Daily Reflection
of Creighton University's Online Ministries
-----
June 27th, 2014
by
Joe Simmons, S.J.
President's Office
Click here for a photo of and information on this writer.

Solemnity of the Most Sacred Heart of Jesus
[170] Deuteronomy 7:6-11
Psalm 103:1-2, 3-4, 6-7, 8+10
1 John 4:7-16
Matthew 11:25-30

I don't have any nieces or nephews - not yet at least - but I do have a lot of friends with young children.  A few weeks ago a friend's son, Leo, celebrated his First Communion.  I couldn't attend, but sent a card with a small donation to his 'college fund'.  His thank you note was simple:

"Thanks for the cold, hard cash. (I mean it.)  Love, Leo." 

 Underneath, his mother added, "P.S.  We miss you.  (We mean it.)" 

Surprised though I was, I had to laugh at his candor, and I remembered why I love kids.  Talking with a child is a welcome break from the usual angling and self-conscious posturing that direct our adult interactions.  Kids share effusively and without guile, a quality that seems to rarify with age.  To ask a child what she thinks or feels, is to enter a world wholly other than grown-up conversation. Simplicity and candor abound!  Think about a conversation you've had with a young nephew, daughter, or grandchild recently. Wasn't it easy?

Today's Gospel reading from Matthew hints that prayer with God might look like something similar:  

At that time Jesus exclaimed:
"I give praise to you, Father, Lord of heaven and earth,
for although you have hidden these things
from the wise and the learned
you have revealed them to little ones." 

Prayer need not -- perhaps should not -- look like staid adult conversations.  Jesus offers that we do well to speak from the heart in conversation with God, and leave aside "wise and learned" prattle for a while.  As the Rumi Sufist poet put it, "Sell your cleverness and buy bewilderment." 
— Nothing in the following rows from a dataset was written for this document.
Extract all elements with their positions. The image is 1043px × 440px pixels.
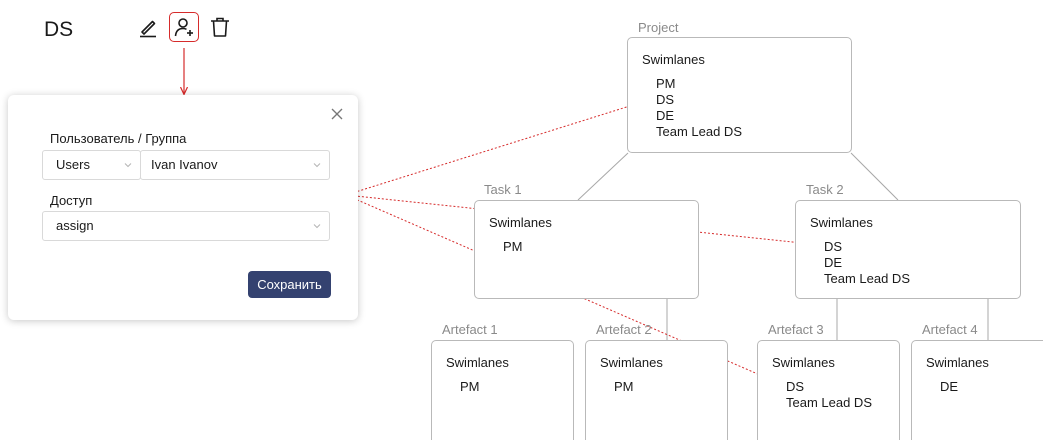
artefact3-node[interactable]: Swimlanes DS Team Lead DS <box>757 340 900 440</box>
artefact1-node[interactable]: Swimlanes PM <box>431 340 574 440</box>
artefact3-label: Artefact 3 <box>768 322 824 337</box>
project-swimlanes-title: Swimlanes <box>642 52 705 67</box>
artefact2-node[interactable]: Swimlanes PM <box>585 340 728 440</box>
add-user-icon[interactable] <box>169 12 199 42</box>
artefact3-swimlanes-title: Swimlanes <box>772 355 835 370</box>
user-select[interactable]: Ivan Ivanov <box>140 150 330 180</box>
artefact2-swimlanes-title: Swimlanes <box>600 355 663 370</box>
role-title: DS <box>44 18 74 41</box>
type-select-value: Users <box>56 157 90 172</box>
access-select[interactable]: assign <box>42 211 330 241</box>
artefact4-node[interactable]: Swimlanes DE <box>911 340 1043 440</box>
assign-arrow-project <box>345 99 652 196</box>
project-roles: PM DS DE Team Lead DS <box>656 76 742 140</box>
chevron-down-icon <box>313 163 321 168</box>
role-item: PM <box>503 239 523 254</box>
edge-project-task2 <box>850 152 899 201</box>
task2-swimlanes-title: Swimlanes <box>810 215 873 230</box>
trash-icon[interactable] <box>205 12 235 42</box>
access-select-value: assign <box>56 218 94 233</box>
artefact1-label: Artefact 1 <box>442 322 498 337</box>
edge-project-task1 <box>577 152 629 201</box>
role-item: Team Lead DS <box>656 124 742 139</box>
chevron-down-icon <box>124 163 132 168</box>
access-label: Доступ <box>50 193 93 208</box>
artefact1-swimlanes-title: Swimlanes <box>446 355 509 370</box>
role-item: PM <box>460 379 480 394</box>
edit-icon[interactable] <box>133 12 163 42</box>
task2-node[interactable]: Swimlanes DS DE Team Lead DS <box>795 200 1021 299</box>
role-item: DE <box>940 379 959 394</box>
task1-label: Task 1 <box>484 182 522 197</box>
task1-swimlanes-title: Swimlanes <box>489 215 552 230</box>
save-button[interactable]: Сохранить <box>248 271 331 298</box>
task1-roles: PM <box>503 239 523 255</box>
role-item: Team Lead DS <box>786 395 872 410</box>
role-item: DE <box>656 108 675 123</box>
artefact4-label: Artefact 4 <box>922 322 978 337</box>
role-item: PM <box>614 379 634 394</box>
role-item: DS <box>824 239 843 254</box>
task2-label: Task 2 <box>806 182 844 197</box>
artefact4-roles: DE <box>940 379 958 395</box>
user-group-label: Пользователь / Группа <box>50 131 187 146</box>
project-label: Project <box>638 20 679 35</box>
close-icon[interactable] <box>330 107 344 121</box>
task1-node[interactable]: Swimlanes PM <box>474 200 699 299</box>
chevron-down-icon <box>313 224 321 229</box>
role-item: DS <box>786 379 805 394</box>
task2-roles: DS DE Team Lead DS <box>824 239 910 287</box>
assign-access-modal: Пользователь / Группа Users Ivan Ivanov … <box>8 95 358 320</box>
role-item: Team Lead DS <box>824 271 910 286</box>
artefact2-label: Artefact 2 <box>596 322 652 337</box>
role-item: PM <box>656 76 676 91</box>
artefact4-swimlanes-title: Swimlanes <box>926 355 989 370</box>
user-select-value: Ivan Ivanov <box>151 157 218 172</box>
role-item: DS <box>656 92 675 107</box>
project-node[interactable]: Swimlanes PM DS DE Team Lead DS <box>627 37 852 153</box>
type-select[interactable]: Users <box>42 150 141 180</box>
artefact1-roles: PM <box>460 379 480 395</box>
artefact3-roles: DS Team Lead DS <box>786 379 872 411</box>
role-item: DE <box>824 255 843 270</box>
artefact2-roles: PM <box>614 379 634 395</box>
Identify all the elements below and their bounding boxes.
Today is the Feast of the Sacred Heart of Jesus, a very important feast for the Society of Jesus and for the wider Church.  When we let "heart speak to heart" (cor ad cor loquitur, a term from Augustine's Confessions) - Jesus' to ours, and ours to His -- we speak as one close friend to another.  Put simply, we need not overthink, or be too grown up, in our prayer. 

We need only speak as friends -- or even as a child -- with the one who says, in no uncertain terms, "Let the children come to me." 

Something tells me that...He means it.

+Ss. Margaret Mary Alacoque and Claude de la Colombiere, pray for us!